La salle était silencieuse.
Madame Farnier nous faisait face, les bras croisés, droite comme une ligne tracée à la règle.
Kay se tenait à ma gauche, à peine à un pas. Mais je sentais la chaleur de son corps dans l’air entre nous, comme s’il était bien plus proche.
— Aujourd’hui, annonça-t-elle, nous allons reprendre les bases du pas de deux. Vous serez en binôme toute la séance. Et vous travaillerez le contact. Les appuis. Les équilibres.
Elle balaya la salle du regard.
— Pour certains d’entre vous, c’est une révision. Pour d’autres, ce sera un défi. Le pas de deux exige de la confiance. De la précision.

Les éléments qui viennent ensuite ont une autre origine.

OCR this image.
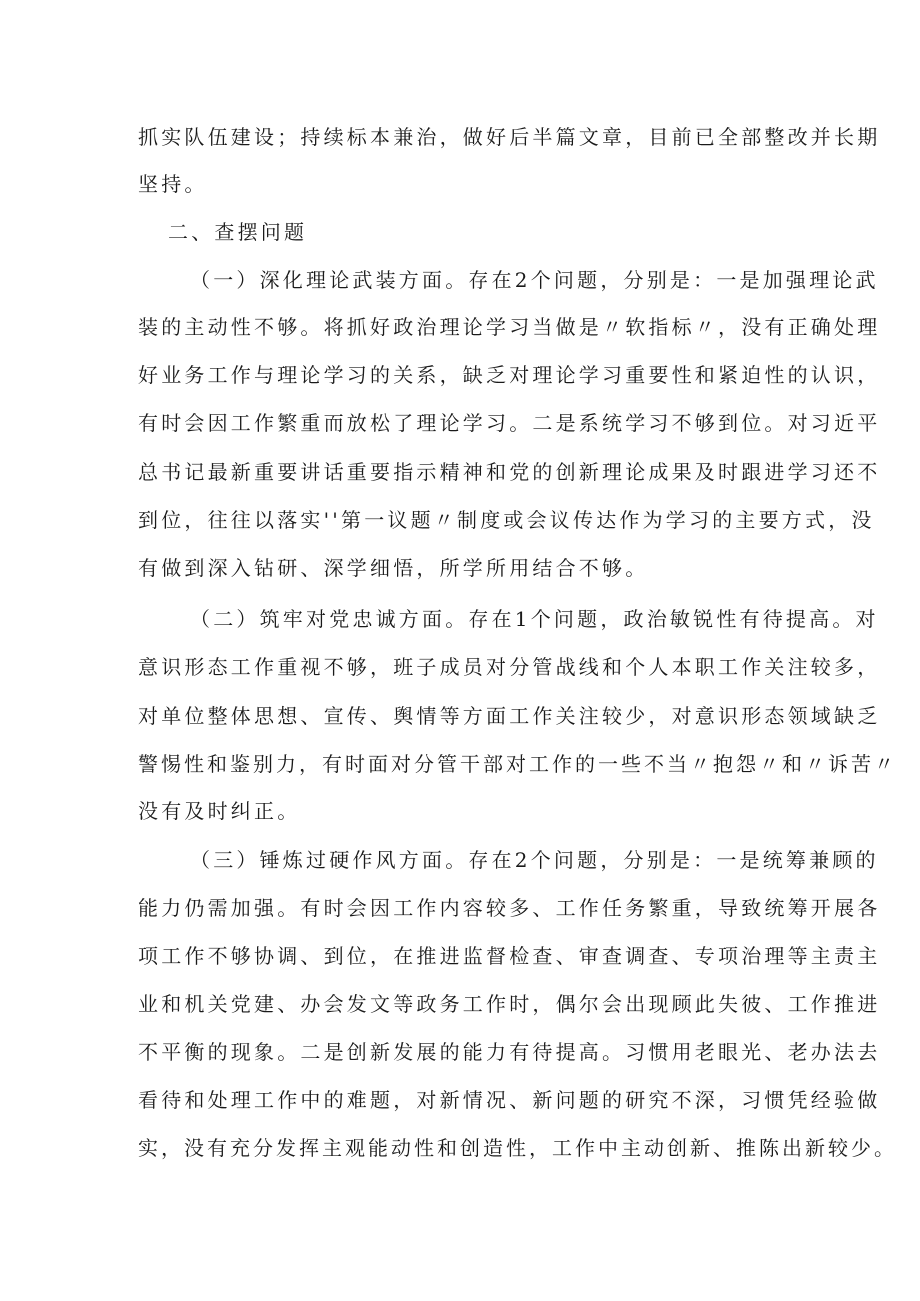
抓实队伍建设；持续标本兼治，做好后半篇文章，目前已全部整改并长期
坚持。
二、查摆问题
（一）深化理论武装方面。存在2个问题，分别是：一是加强理论武
装的主动性不够。将抓好政治理论学习当做是〃软指标〃，没有正确处理
好业务工作与理论学习的关系，缺乏对理论学习重要性和紧迫性的认识，
有时会因工作繁重而放松了理论学习。二是系统学习不够到位。对习近平
总书记最新重要讲话重要指示精神和党的创新理论成果及时跟进学习还不
到位，往往以落实''第一议题〃制度或会议传达作为学习的主要方式，没
有做到深入钻研、深学细悟，所学所用结合不够。
（二）筑牢对党忠诚方面。存在1个问题，政治敏锐性有待提高。对
意识形态工作重视不够，班子成员对分管战线和个人本职工作关注较多，
对单位整体思想、宣传、舆情等方面工作关注较少，对意识形态领域缺乏
警惕性和鉴别力，有时面对分管干部对工作的一些不当〃抱怨〃和〃诉苦〃
没有及时纠正。
（三）锤炼过硬作风方面。存在2个问题，分别是：一是统筹兼顾的
能力仍需加强。有时会因工作内容较多、工作任务繁重，导致统筹开展各
项工作不够协调、到位，在推进监督检查、审查调查、专项治理等主责主
业和机关党建、办会发文等政务工作时，偶尔会出现顾此失彼、工作推进
不平衡的现象。二是创新发展的能力有待提高。习惯用老眼光、老办法去
看待和处理工作中的难题，对新情况、新问题的研究不深，习惯凭经验做
实，没有充分发挥主观能动性和创造性，工作中主动创新、推陈出新较少。
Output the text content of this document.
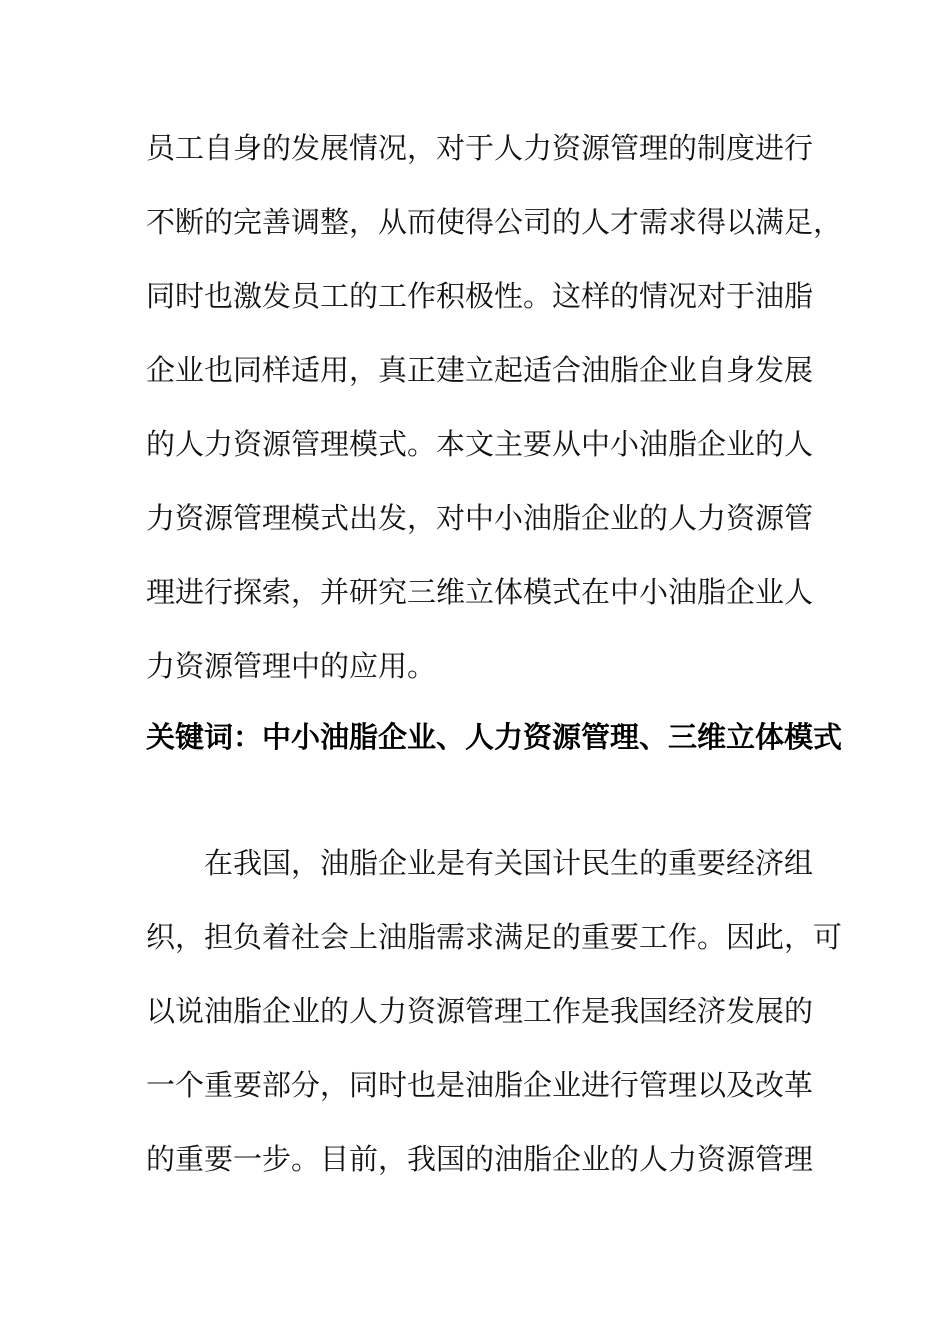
员工自身的发展情况，对于人力资源管理的制度进行

不断的完善调整，从而使得公司的人才需求得以满足，

同时也激发员工的工作积极性。这样的情况对于油脂

企业也同样适用，真正建立起适合油脂企业自身发展

的人力资源管理模式。本文主要从中小油脂企业的人

力资源管理模式出发，对中小油脂企业的人力资源管

理进行探索，并研究三维立体模式在中小油脂企业人

力资源管理中的应用。

关键词：中小油脂企业、人力资源管理、三维立体模式

在我国，油脂企业是有关国计民生的重要经济组

织，担负着社会上油脂需求满足的重要工作。因此，可

以说油脂企业的人力资源管理工作是我国经济发展的

一个重要部分，同时也是油脂企业进行管理以及改革

的重要一步。目前，我国的油脂企业的人力资源管理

Et parfois, il force à se confronter à soi-même autant qu’à l’autre.
Ses mots me frappèrent plus fort que je ne l’aurais cru.
Elle se retourna vers moi.
— Elina. Kay. À vous.
Un frisson remonta le long de ma nuque. Je fis un pas en avant, droite, les mains tremblantes juste un peu. Kay s’approcha à son tour, toujours avec cette nonchalance maîtrisée, mais je remarquai qu’il avait cessé de sourire.
Il comprenait.
Il savait que ce moment était différent.
— Commencez par les positions de base. Mise en arabesque, bras soutenus.
Je pris ma position, un pied derrière l’autre, dos cambré, bras levé. Kay plaça ses mains à peine sous mes bras, prêtes à soutenir. Sans me toucher encore.
Son souffle était calme. Le mien… beaucoup moins.
— Tu me dis quand t’es prête, murmura-t-il.
Sa voix était douce. Pas moqueuse. Juste là.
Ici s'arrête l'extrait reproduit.